The cluster Job will start in several seconds.

Kill Cluster Job

paddle.py can capture Ctrl + C SIGINT signal to automatically kill all processes launched by it. So just stop paddle.py to kill cluster job. You should manually kill the job if the program crashed.

Check Cluster Training Result

Check log in $workspace/log for details, each node owns same log structure.

paddle_trainer.INFO It provides almost all internal output log for training, same as local training. Check runtime model convergence here.
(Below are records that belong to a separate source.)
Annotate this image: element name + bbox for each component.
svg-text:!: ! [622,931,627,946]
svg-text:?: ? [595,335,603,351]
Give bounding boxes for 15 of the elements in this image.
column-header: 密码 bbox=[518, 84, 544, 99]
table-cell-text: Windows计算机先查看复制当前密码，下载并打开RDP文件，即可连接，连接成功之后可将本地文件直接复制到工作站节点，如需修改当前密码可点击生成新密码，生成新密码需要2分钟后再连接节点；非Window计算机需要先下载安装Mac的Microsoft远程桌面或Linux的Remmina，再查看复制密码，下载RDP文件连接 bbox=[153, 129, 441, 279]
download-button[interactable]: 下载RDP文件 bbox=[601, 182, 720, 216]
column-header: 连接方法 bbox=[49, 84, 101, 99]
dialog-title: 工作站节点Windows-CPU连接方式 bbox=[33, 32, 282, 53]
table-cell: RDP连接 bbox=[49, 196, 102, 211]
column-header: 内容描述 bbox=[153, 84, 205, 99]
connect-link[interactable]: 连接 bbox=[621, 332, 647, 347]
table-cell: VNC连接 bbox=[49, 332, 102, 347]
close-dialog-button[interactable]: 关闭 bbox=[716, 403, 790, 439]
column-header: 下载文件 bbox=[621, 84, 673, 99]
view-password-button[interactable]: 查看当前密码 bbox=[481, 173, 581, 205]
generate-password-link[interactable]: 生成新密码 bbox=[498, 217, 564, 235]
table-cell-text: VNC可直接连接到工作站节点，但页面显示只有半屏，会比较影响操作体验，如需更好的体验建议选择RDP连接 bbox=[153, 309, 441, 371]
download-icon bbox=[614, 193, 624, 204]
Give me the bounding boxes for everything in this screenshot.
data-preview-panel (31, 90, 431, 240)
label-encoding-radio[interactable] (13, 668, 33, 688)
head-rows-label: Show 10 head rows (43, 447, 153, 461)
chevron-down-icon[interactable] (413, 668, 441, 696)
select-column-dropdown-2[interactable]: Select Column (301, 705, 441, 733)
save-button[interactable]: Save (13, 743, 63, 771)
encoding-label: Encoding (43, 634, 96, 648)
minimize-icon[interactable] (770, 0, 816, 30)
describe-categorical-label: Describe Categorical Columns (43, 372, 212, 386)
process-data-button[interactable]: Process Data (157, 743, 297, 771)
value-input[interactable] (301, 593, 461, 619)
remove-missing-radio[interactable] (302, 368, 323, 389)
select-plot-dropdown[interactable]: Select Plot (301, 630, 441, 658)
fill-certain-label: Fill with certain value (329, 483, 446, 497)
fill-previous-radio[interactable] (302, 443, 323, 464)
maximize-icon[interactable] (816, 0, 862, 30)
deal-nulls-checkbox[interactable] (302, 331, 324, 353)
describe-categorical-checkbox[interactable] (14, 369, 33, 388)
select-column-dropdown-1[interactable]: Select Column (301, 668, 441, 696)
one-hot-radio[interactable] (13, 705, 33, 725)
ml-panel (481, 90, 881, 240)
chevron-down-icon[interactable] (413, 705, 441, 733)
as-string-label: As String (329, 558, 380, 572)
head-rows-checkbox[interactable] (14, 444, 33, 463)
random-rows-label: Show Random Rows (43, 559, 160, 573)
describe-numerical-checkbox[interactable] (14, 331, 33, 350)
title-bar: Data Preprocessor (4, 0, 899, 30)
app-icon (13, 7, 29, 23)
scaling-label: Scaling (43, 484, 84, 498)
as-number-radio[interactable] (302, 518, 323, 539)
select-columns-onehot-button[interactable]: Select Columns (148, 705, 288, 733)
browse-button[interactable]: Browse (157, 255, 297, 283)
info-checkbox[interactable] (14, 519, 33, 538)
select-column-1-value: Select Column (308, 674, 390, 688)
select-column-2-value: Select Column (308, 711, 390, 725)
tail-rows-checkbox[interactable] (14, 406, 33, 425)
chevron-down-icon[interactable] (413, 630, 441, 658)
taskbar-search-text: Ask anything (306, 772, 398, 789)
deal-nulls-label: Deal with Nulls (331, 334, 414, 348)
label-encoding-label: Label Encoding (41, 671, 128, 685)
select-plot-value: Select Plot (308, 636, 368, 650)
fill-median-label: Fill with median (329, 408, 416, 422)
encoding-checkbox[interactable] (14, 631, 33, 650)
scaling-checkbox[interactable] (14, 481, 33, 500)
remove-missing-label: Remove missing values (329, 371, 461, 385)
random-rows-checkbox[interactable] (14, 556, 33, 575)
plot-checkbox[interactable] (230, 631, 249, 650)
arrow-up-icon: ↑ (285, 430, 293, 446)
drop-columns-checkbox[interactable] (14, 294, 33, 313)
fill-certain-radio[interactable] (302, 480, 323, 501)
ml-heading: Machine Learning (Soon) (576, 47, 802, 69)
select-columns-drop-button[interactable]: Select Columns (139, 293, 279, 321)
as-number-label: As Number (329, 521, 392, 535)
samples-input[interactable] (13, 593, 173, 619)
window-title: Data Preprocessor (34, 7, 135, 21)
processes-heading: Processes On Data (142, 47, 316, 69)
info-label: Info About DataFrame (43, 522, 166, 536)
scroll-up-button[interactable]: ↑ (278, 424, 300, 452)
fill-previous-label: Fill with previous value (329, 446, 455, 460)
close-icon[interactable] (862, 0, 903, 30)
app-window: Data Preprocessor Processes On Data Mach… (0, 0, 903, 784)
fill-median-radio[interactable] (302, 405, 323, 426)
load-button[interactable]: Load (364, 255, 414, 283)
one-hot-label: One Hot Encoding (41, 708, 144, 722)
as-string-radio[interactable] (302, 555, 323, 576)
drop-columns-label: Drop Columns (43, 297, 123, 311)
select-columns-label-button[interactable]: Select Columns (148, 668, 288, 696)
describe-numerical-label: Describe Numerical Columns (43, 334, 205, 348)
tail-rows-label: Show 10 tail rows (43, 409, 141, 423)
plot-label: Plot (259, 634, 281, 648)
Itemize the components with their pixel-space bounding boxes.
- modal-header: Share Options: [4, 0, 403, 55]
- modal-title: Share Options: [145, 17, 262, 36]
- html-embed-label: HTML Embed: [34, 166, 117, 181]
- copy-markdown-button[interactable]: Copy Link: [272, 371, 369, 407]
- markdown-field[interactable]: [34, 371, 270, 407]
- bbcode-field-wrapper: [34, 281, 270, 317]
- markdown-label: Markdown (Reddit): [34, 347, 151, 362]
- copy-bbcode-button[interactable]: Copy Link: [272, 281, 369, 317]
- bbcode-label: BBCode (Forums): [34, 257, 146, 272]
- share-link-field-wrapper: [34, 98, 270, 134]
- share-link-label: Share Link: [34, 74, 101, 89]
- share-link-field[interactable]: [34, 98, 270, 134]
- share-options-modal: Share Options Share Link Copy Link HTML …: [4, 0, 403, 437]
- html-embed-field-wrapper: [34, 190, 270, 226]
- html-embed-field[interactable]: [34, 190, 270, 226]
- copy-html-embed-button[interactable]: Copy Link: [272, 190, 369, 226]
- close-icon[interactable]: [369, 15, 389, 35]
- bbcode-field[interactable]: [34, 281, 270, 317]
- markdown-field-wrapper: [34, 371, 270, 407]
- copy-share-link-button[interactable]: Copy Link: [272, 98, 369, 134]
paddle_pserver2.INFO It provides parameter server running log, which could help to diagnose distributed error.

server.log It provides stderr and stdout of parameter server process. Check error log if training crashes.

train.log It provides stderr and stdout of trainer process. Check error log if training crashes.

Check Model Output

After one pass finished, model files will be written in output directory in node 0. nodefile in workspace indicates the node id of current cluster job.